Here are some warning signs it’s time to look for a new position, according to Martha Heller, managing director of the IT Leadership Practice at ZRG, for CIO.com:
“You report to the CFO now, not to the CEO. Once the CEO restructures and puts you under finance, he or she is sending a clear sign. Unless cutting budgets and watching your pennies is your thing, it is probably time to get out.
“Your company is on the block. If the parent company announces its intention to sell your division, your future will most likely take one of three paths: 1) you will be asked to downsize your organization, 2) you will be asked to take a package and leave yourself, or 3) once the sale takes place, you will be replaced by someone from the new company.

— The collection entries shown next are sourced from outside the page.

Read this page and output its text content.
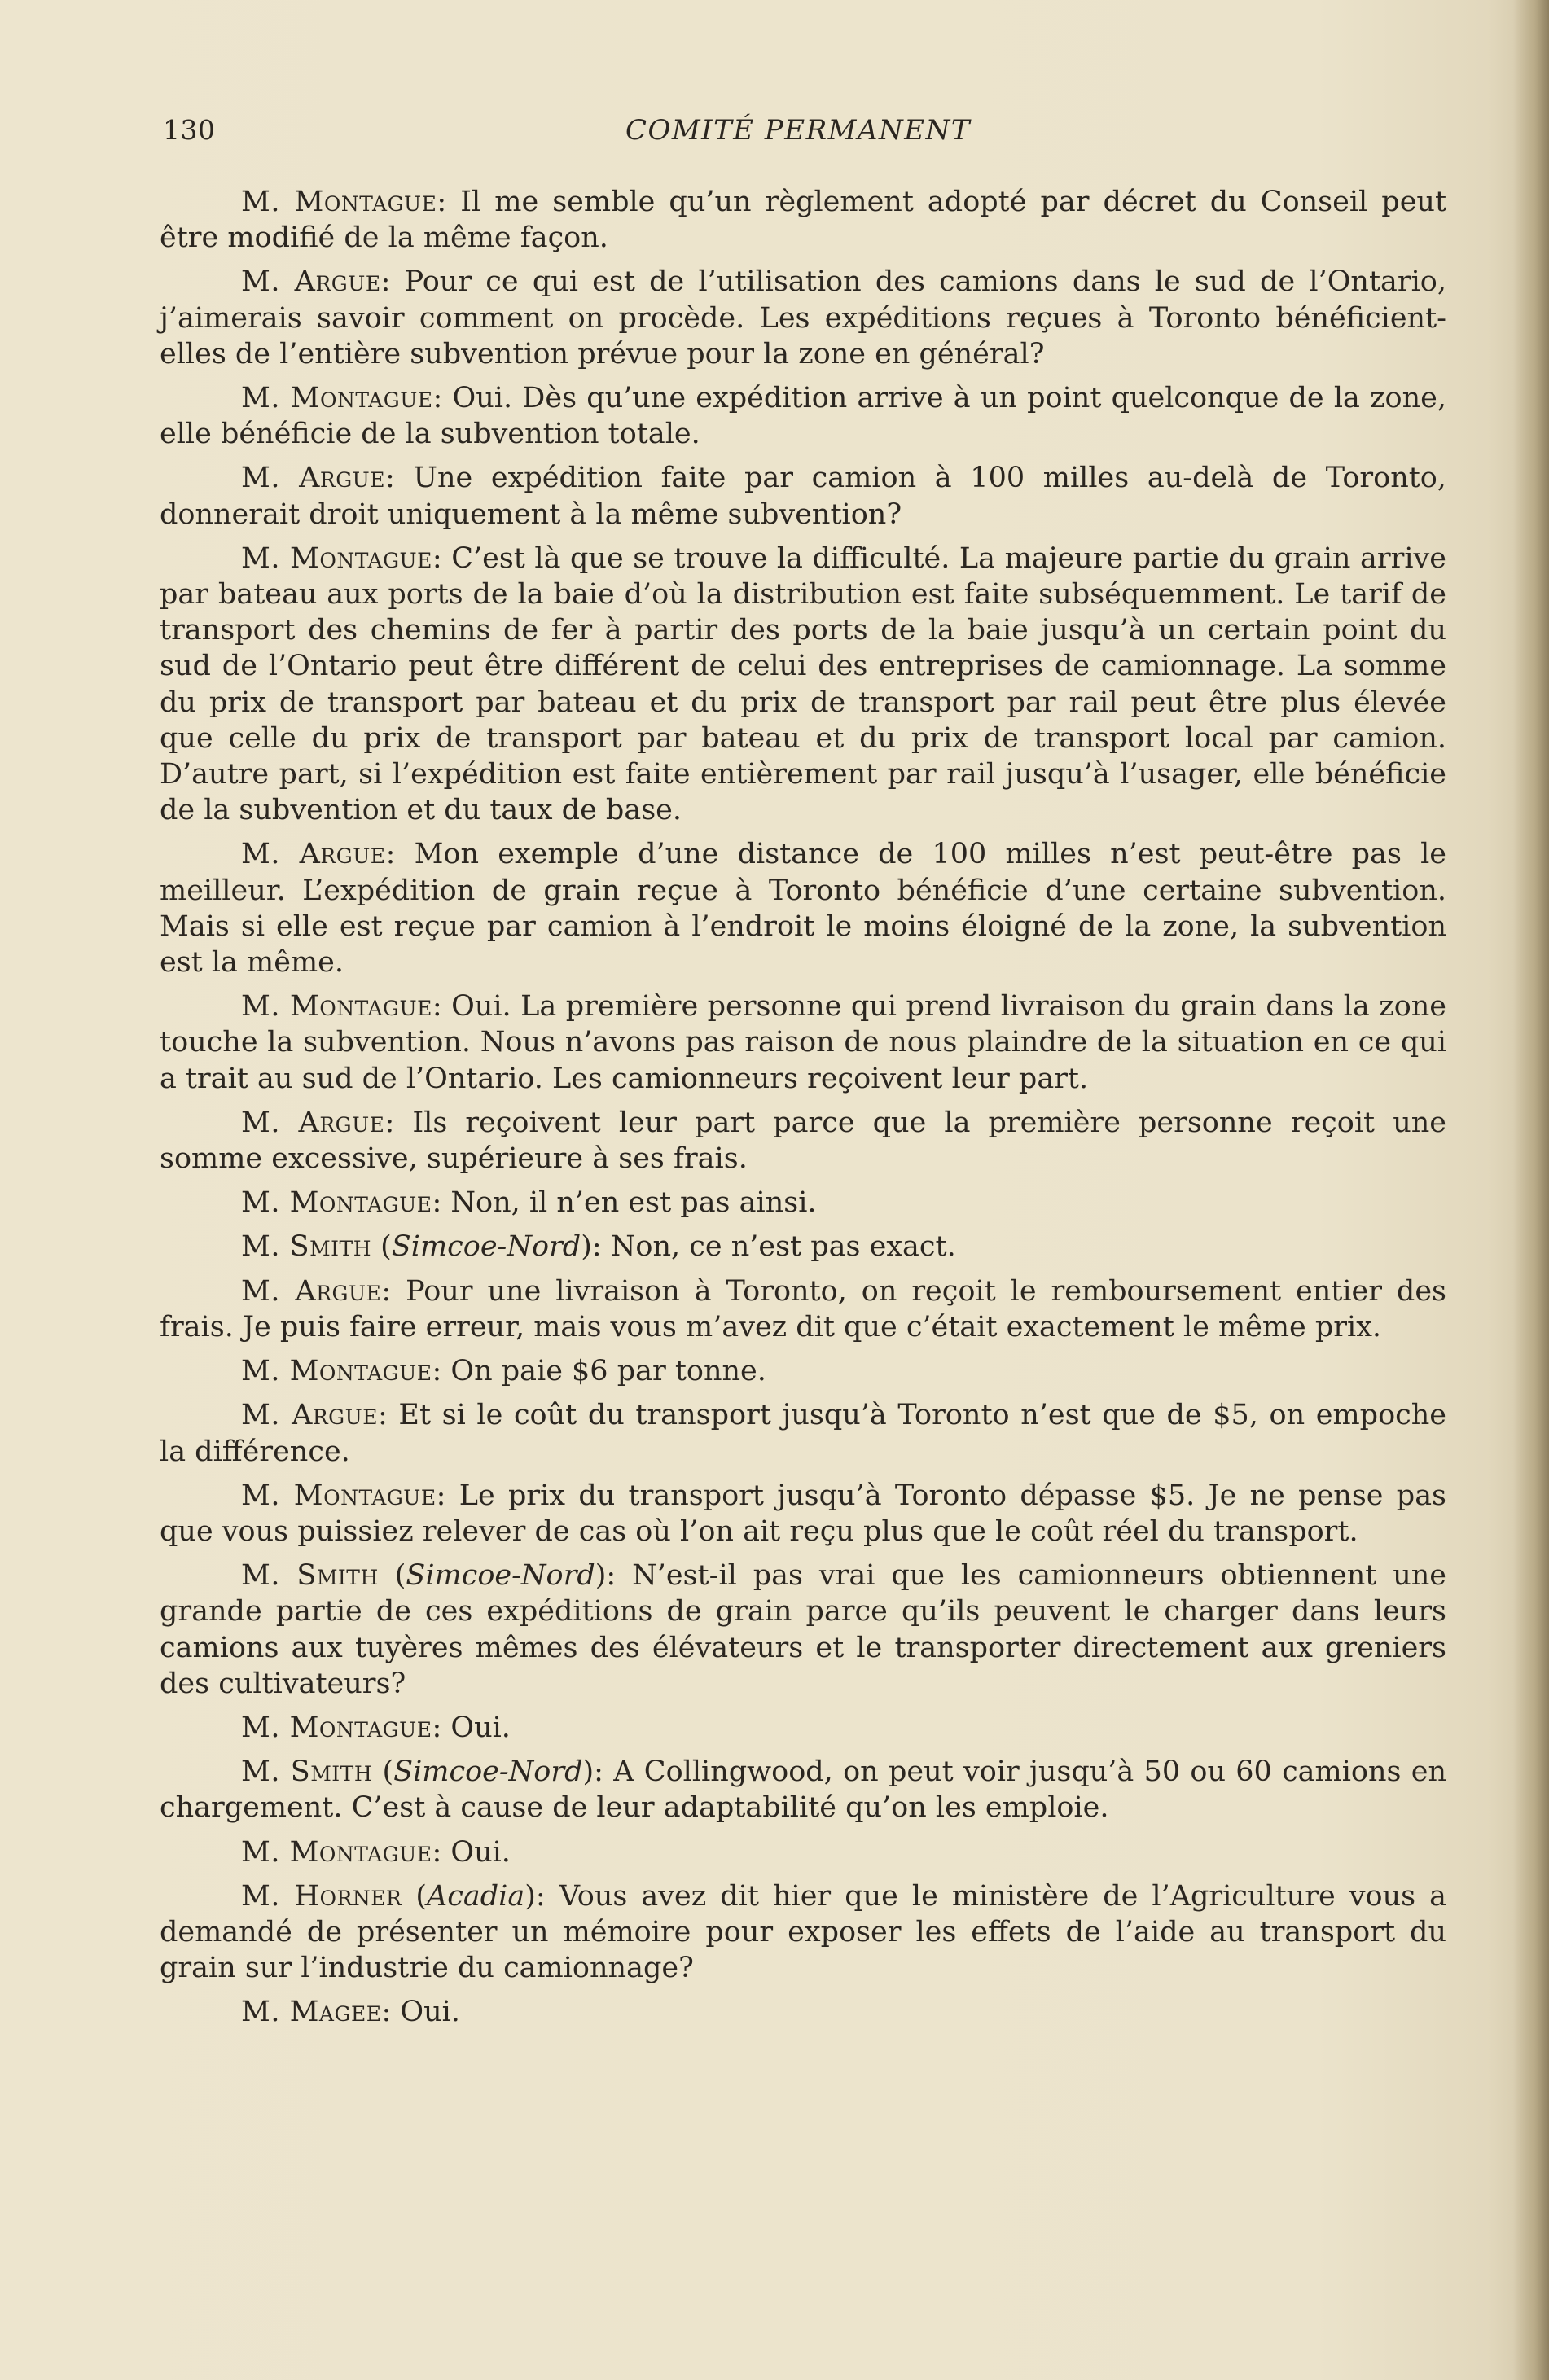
130	COMITÉ PERMANENT

M. Montague: Il me semble qu’un règlement adopté par décret du Conseil peut être modifié de la même façon.

M. Argue: Pour ce qui est de l’utilisation des camions dans le sud de l’Ontario, j’aimerais savoir comment on procède. Les expéditions reçues à Toronto bénéficient-elles de l’entière subvention prévue pour la zone en général?

M. Montague: Oui. Dès qu’une expédition arrive à un point quelconque de la zone, elle bénéficie de la subvention totale.

M. Argue: Une expédition faite par camion à 100 milles au-delà de Toronto, donnerait droit uniquement à la même subvention?

M. Montague: C’est là que se trouve la difficulté. La majeure partie du grain arrive par bateau aux ports de la baie d’où la distribution est faite subséquemment. Le tarif de transport des chemins de fer à partir des ports de la baie jusqu’à un certain point du sud de l’Ontario peut être différent de celui des entreprises de camionnage. La somme du prix de transport par bateau et du prix de transport par rail peut être plus élevée que celle du prix de transport par bateau et du prix de transport local par camion. D’autre part, si l’expédition est faite entièrement par rail jusqu’à l’usager, elle bénéficie de la subvention et du taux de base.

M. Argue: Mon exemple d’une distance de 100 milles n’est peut-être pas le meilleur. L’expédition de grain reçue à Toronto bénéficie d’une certaine subvention. Mais si elle est reçue par camion à l’endroit le moins éloigné de la zone, la subvention est la même.

M. Montague: Oui. La première personne qui prend livraison du grain dans la zone touche la subvention. Nous n’avons pas raison de nous plaindre de la situation en ce qui a trait au sud de l’Ontario. Les camionneurs reçoivent leur part.

M. Argue: Ils reçoivent leur part parce que la première personne reçoit une somme excessive, supérieure à ses frais.

M. Montague: Non, il n’en est pas ainsi.

M. Smith (Simcoe-Nord): Non, ce n’est pas exact.

M. Argue: Pour une livraison à Toronto, on reçoit le remboursement entier des frais. Je puis faire erreur, mais vous m’avez dit que c’était exactement le même prix.

M. Montague: On paie $6 par tonne.

M. Argue: Et si le coût du transport jusqu’à Toronto n’est que de $5, on empoche la différence.

M. Montague: Le prix du transport jusqu’à Toronto dépasse $5. Je ne pense pas que vous puissiez relever de cas où l’on ait reçu plus que le coût réel du transport.

M. Smith (Simcoe-Nord): N’est-il pas vrai que les camionneurs obtiennent une grande partie de ces expéditions de grain parce qu’ils peuvent le charger dans leurs camions aux tuyères mêmes des élévateurs et le transporter directement aux greniers des cultivateurs?

M. Montague: Oui.

M. Smith (Simcoe-Nord): A Collingwood, on peut voir jusqu’à 50 ou 60 camions en chargement. C’est à cause de leur adaptabilité qu’on les emploie.

M. Montague: Oui.

M. Horner (Acadia): Vous avez dit hier que le ministère de l’Agriculture vous a demandé de présenter un mémoire pour exposer les effets de l’aide au transport du grain sur l’industrie du camionnage?

M. Magee: Oui.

“You don’t find work challenging. If you gain gratification from bringing order to chaos, it is time to move on when you’ve steadied the ship and can put it on auto-pilot. In the best of circumstances, once you’ve turned around an organization, you are in a position to innovate and help grow the company. If you love a big mess, go find another one.
“You hate your new boss. In order to work effectively, members of a management team need to have some rapport. Chances are that you took the job in part because you were excited to work with the person hiring you. If that person leaves, and his or her replacement possesses characteristics and opinions that are anathema to your own, it may make sense to begin a job search. As you spend the time doing your best to nurture the new relationship, you can evaluate new opportunities as they come along.
“Your industry is failing. It is a courageous move to stay with a company that is dying but cannot reinvent itself to survive. Once you’ve gained all that you can from helping a company try to survive in an industry that isn’t making it, you might consider moving to an industry in growth mode.